A TROLL has used the H & M “monkey” hoodie controversy to make a sick joke about the disappearance of Madeleine McCann.
Twitter user Kieron Marsh from Ipswick, Suffolk posted an image of Madeleine’s head on a blue, long-sleeved T-shirt with the words: “Hide and seek champion.”
He captione the tweet: “Absolutely disgusting from H&M. I’m ashamed!”
The image comes after H & M were forced to apologise this week for their advert showing a young black child wearing a green hoodie with the phrase “Coolest monkey in the jungle” on it.
Kieron’s post has already been retweeted over 7,000 times and liked by more than 22,000 Twitter users.
However, many social media users blasted Kieron for posting the image.
Robo Doods wrote: “Why do that?”
Twitter user @flicksfan said: “No. This pic must’ve been doctored by someone sick. Not H&M, I’m sure.”
And Dougie Williams wrote: “Oh my f***ing god.”
Some other followers shared gifs showing famous celebrities looking completely taken aback.
Kieron later responded to friends’ requests asking for his “autograph” after the post went viral and attracted comments actually praising the post.
Billy O Carroll wrote: “Mate, brilliant.”
Becca Davis-Owen said: “This has to be the best H&M photoshop I have seen.”
And Erjola Issley wrote: I’m so ashamed at myself for laughing at this.”
The image sparked another Twitter user Finn Tonnar to post an image showing Anne Frank wearing an H & M hoodie with the phrase “coolest jew in the chamber” across the front.
Alongside a furious-faced emoji he wrote: “First Maddie now Anne”.
Madeleine McCann vanished on May 3, 2007 while holidaying with her family in the Algarve.
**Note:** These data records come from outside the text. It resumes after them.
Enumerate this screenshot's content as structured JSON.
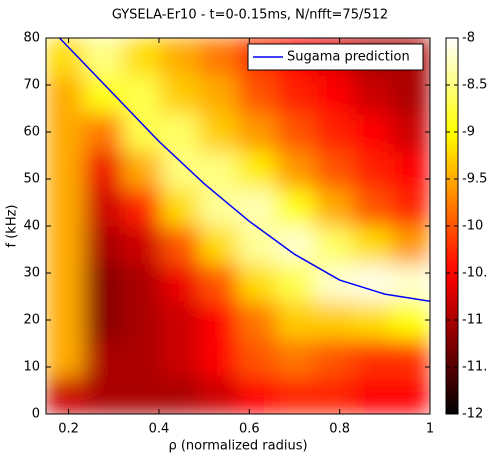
{
  "chart_data": {
    "type": "heatmap",
    "title": "GYSELA-Er10 - t=0-0.15ms, N/nfft=75/512",
    "xlabel": "ρ (normalized radius)",
    "ylabel": "f (kHz)",
    "colormap": "hot",
    "xlim": [
      0.15,
      1
    ],
    "ylim": [
      0,
      80
    ],
    "xticks": [
      0.2,
      0.4,
      0.6,
      0.8,
      1
    ],
    "yticks": [
      0,
      10,
      20,
      30,
      40,
      50,
      60,
      70,
      80
    ],
    "zlim": [
      -12,
      -8
    ],
    "zticks": [
      -8,
      -8.5,
      -9,
      -9.5,
      -10,
      {
        "value": -10.5,
        "label": "-10."
      },
      -11,
      {
        "value": -11.5,
        "label": "-11."
      },
      -12
    ],
    "x": [
      0.1925,
      0.2775,
      0.3625,
      0.4475,
      0.5325,
      0.6175,
      0.7025,
      0.7875,
      0.8725,
      0.9575
    ],
    "y": [
      4,
      12,
      20,
      28,
      36,
      44,
      52,
      60,
      68,
      76
    ],
    "z": [
      [
        -10.8,
        -11,
        -11,
        -11,
        -10.8,
        -10.5,
        -10.3,
        -10.3,
        -10.5,
        -10.5
      ],
      [
        -9.5,
        -11,
        -11,
        -10.8,
        -10.5,
        -10,
        -9.8,
        -10,
        -10.2,
        -10.2
      ],
      [
        -9.5,
        -11.2,
        -11,
        -10.8,
        -10.5,
        -9.8,
        -9.3,
        -9.3,
        -9.2,
        -9
      ],
      [
        -9.5,
        -11.2,
        -11,
        -10.6,
        -10,
        -9.2,
        -8.7,
        -8.2,
        -8.1,
        -8.2
      ],
      [
        -9.5,
        -11,
        -10.8,
        -10,
        -9.2,
        -8.4,
        -8.2,
        -8.6,
        -9.2,
        -9.6
      ],
      [
        -9.5,
        -10.8,
        -10.3,
        -9.2,
        -8.4,
        -8.3,
        -8.9,
        -9.5,
        -10,
        -10.3
      ],
      [
        -9.5,
        -10.6,
        -9.5,
        -8.5,
        -8.5,
        -9.1,
        -9.6,
        -10,
        -10.3,
        -10.5
      ],
      [
        -9.5,
        -9.8,
        -8.7,
        -8.6,
        -9.3,
        -9.6,
        -10,
        -10.3,
        -10.5,
        -10.8
      ],
      [
        -9.5,
        -8.9,
        -8.7,
        -9.3,
        -9.5,
        -10,
        -10.3,
        -10.5,
        -10.8,
        -11
      ],
      [
        -9.2,
        -8.5,
        -9.2,
        -9.5,
        -9.8,
        -10.2,
        -10.5,
        -10.7,
        -11,
        -11
      ]
    ],
    "series": [
      {
        "name": "Sugama prediction",
        "color": "#0000ff",
        "x": [
          0.18,
          0.2,
          0.3,
          0.4,
          0.5,
          0.6,
          0.7,
          0.8,
          0.9,
          1.0
        ],
        "values": [
          80,
          78,
          68,
          58,
          49,
          41,
          34,
          28.5,
          25.5,
          24
        ]
      }
    ],
    "legend": "upper right"
  }
}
Her parents, Gerry and Kate from Leicestershire, had left their three children – including toddler twins Sean and Amelie – asleep in their apartment while they were at a nearby tapas bar.
Kate went back to the apartment around 10pm to discover Maddie was missing.
Since then the family has been campaigning to find their daughter.
Last year a study found that Kate and Gerry were targeted with more than 150 abusive messages from social media users each day.